One of the hardest things about Everest is historically people went away on their expedition and the overriding question was “Where are they now?”

Now we can get data so frequent we are almost walking in a climbers footsteps – of course the question is do you really want that?
On the Garmin InReach, every blue dot provides a time and place. If you know the route, the visuals play out in your head. And getting up and down Everest is so much about timing – with oxygen there is a ticking clock on just how long you can spend up there.
I’m following my friend David Hamilton here right now as he makes his way to the South Col, and hopefully tonite, on up to the top. Exciting, if not exactly good for my sleeping plans. Last year, as can often be the case, the occasional glitch had the climbers flying around in space as far as I could tell, so you don’t want to put too much faith in it.
So every little dot is movement, every stall in time or connection opens up a whole raft of questions.
Are climbers resting, changing tanks, waiting in line? Or turning around? As the day goes on and then the summit is reached, the up questions, turn to down questions. Why aren’t they moving faster? If fast up is important, fast down is even more important.

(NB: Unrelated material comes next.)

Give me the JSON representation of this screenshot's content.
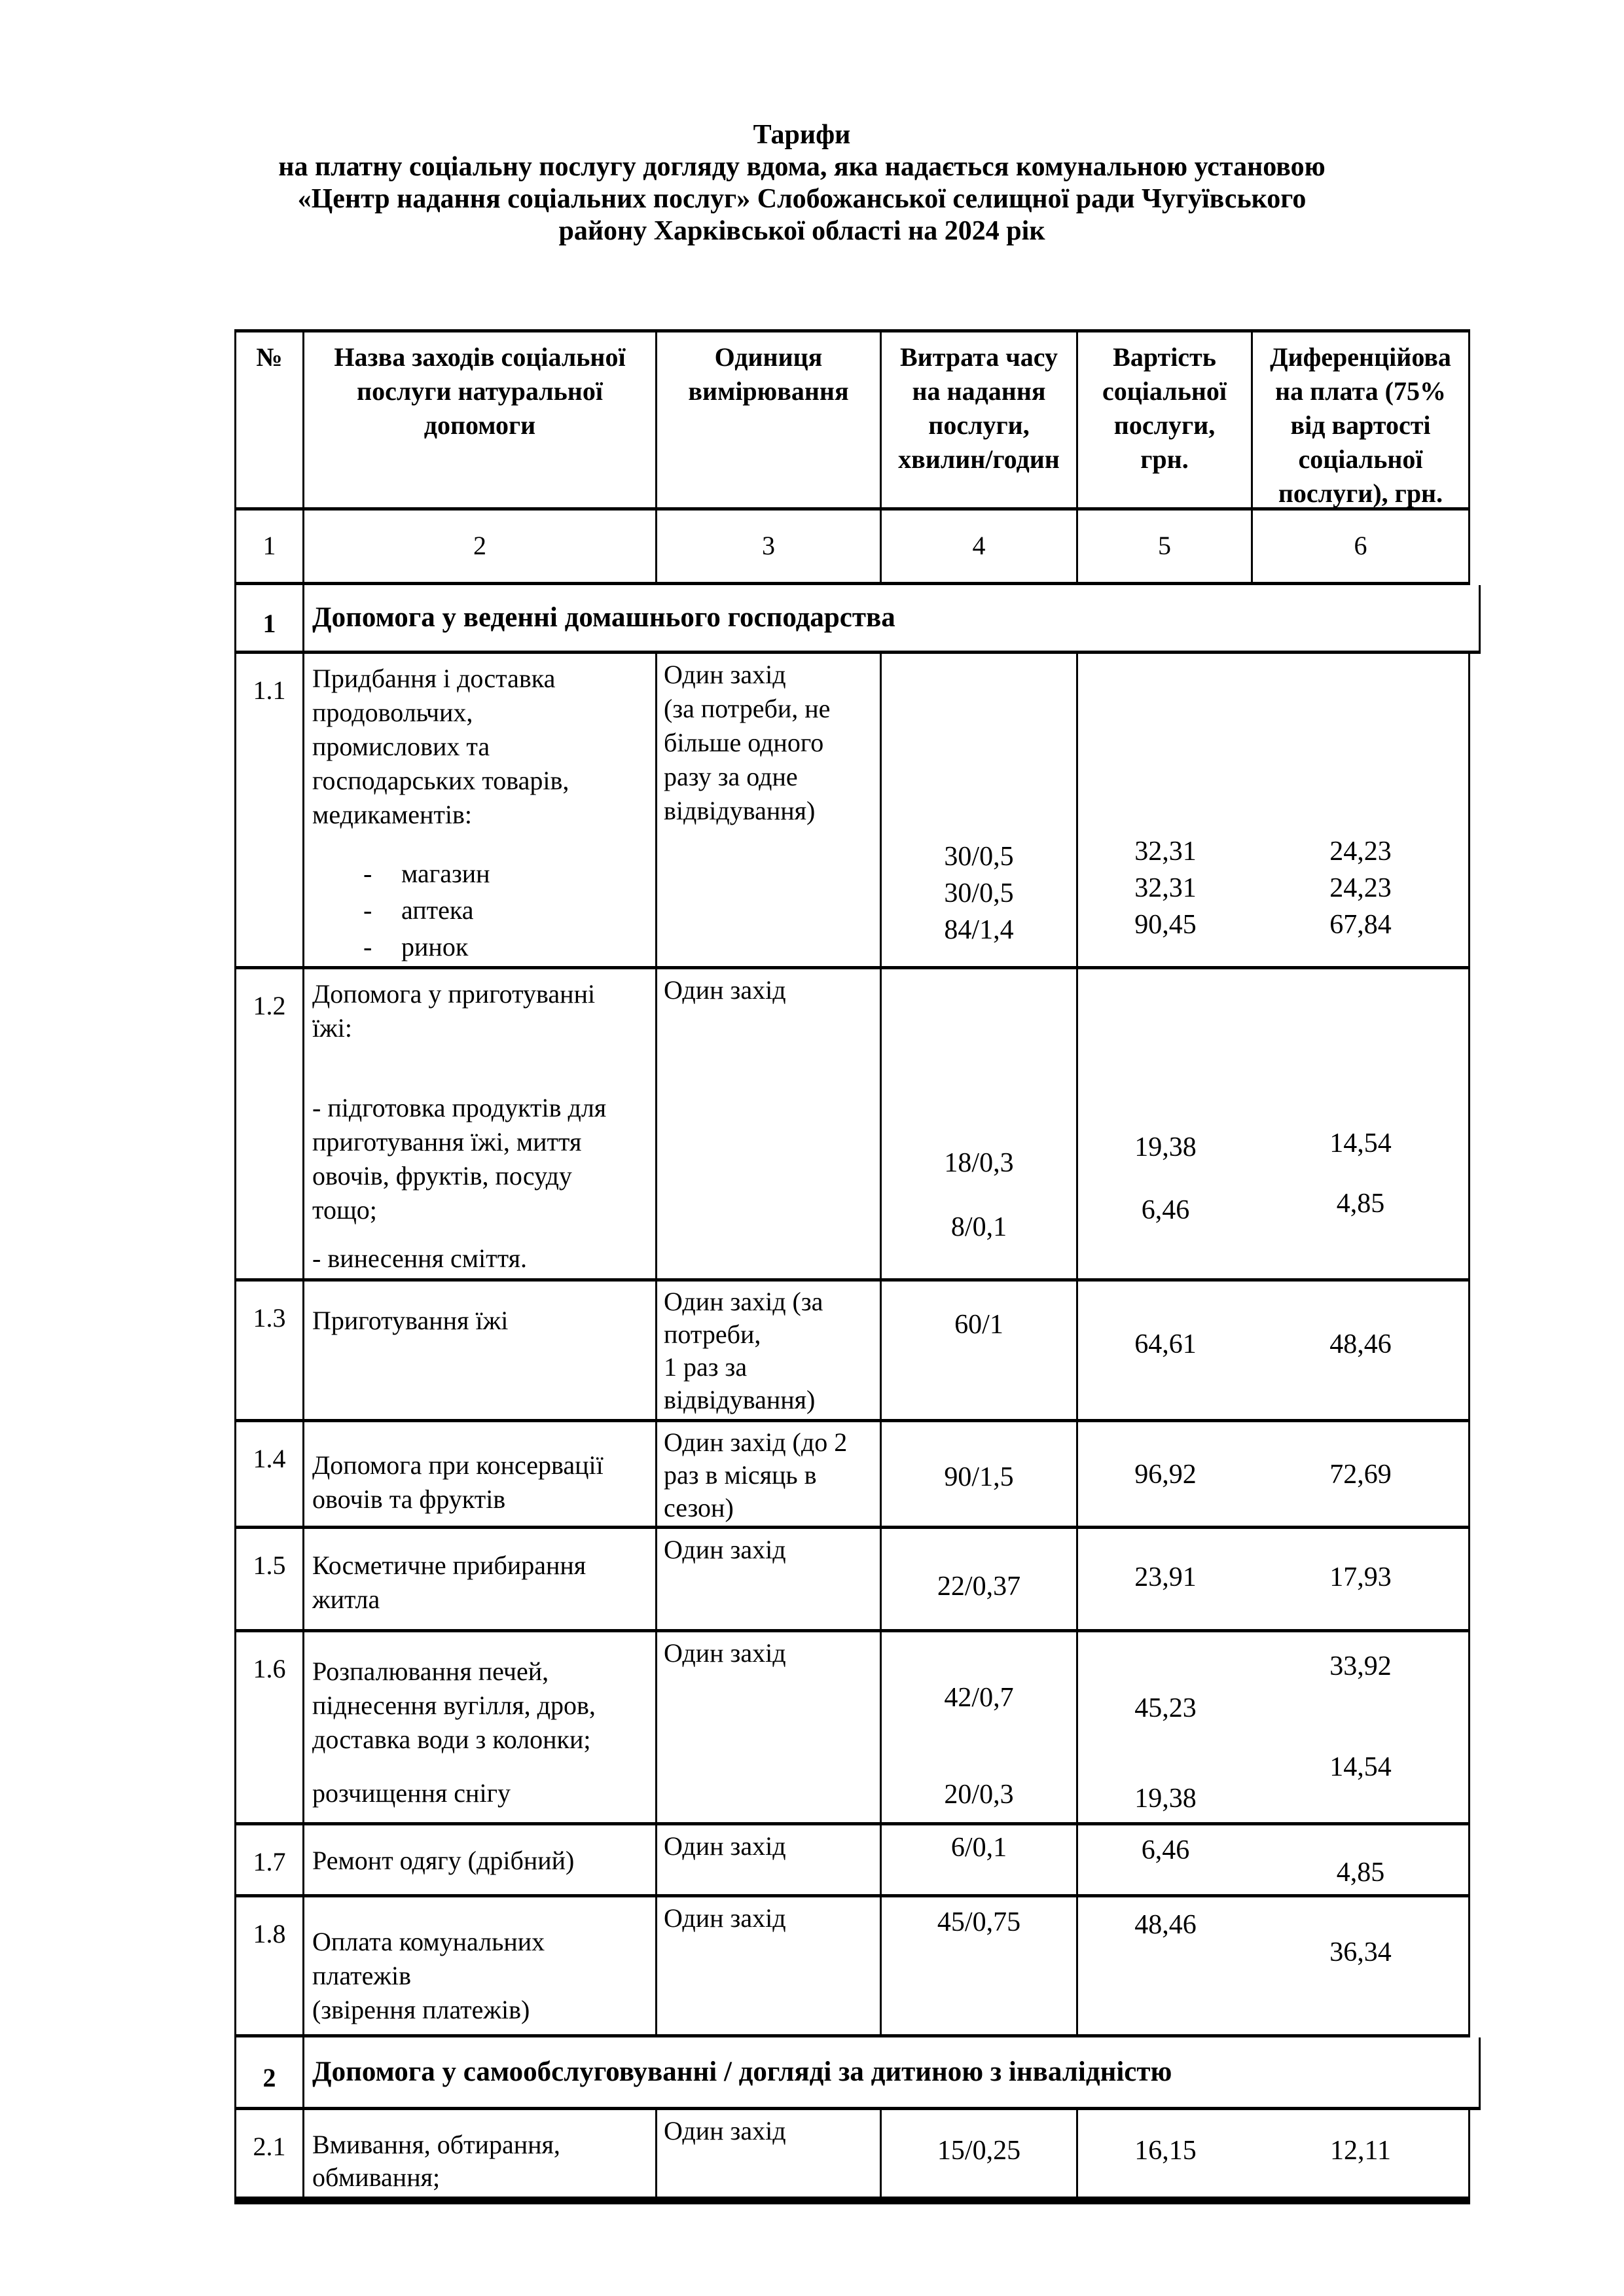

Of course none of this is perfect, the trackers glitch and shoot out points right and left. Batteries are always hard, particularly at altitude and in the cold.
And releasing this data should anything go wrong or change is always hard – do we really want to watch somebody stranded and not moving as their geo-tracker battery slowly fades to zero? Or is it all just part of climbing Everest.
Right now it is the next best thing to being there.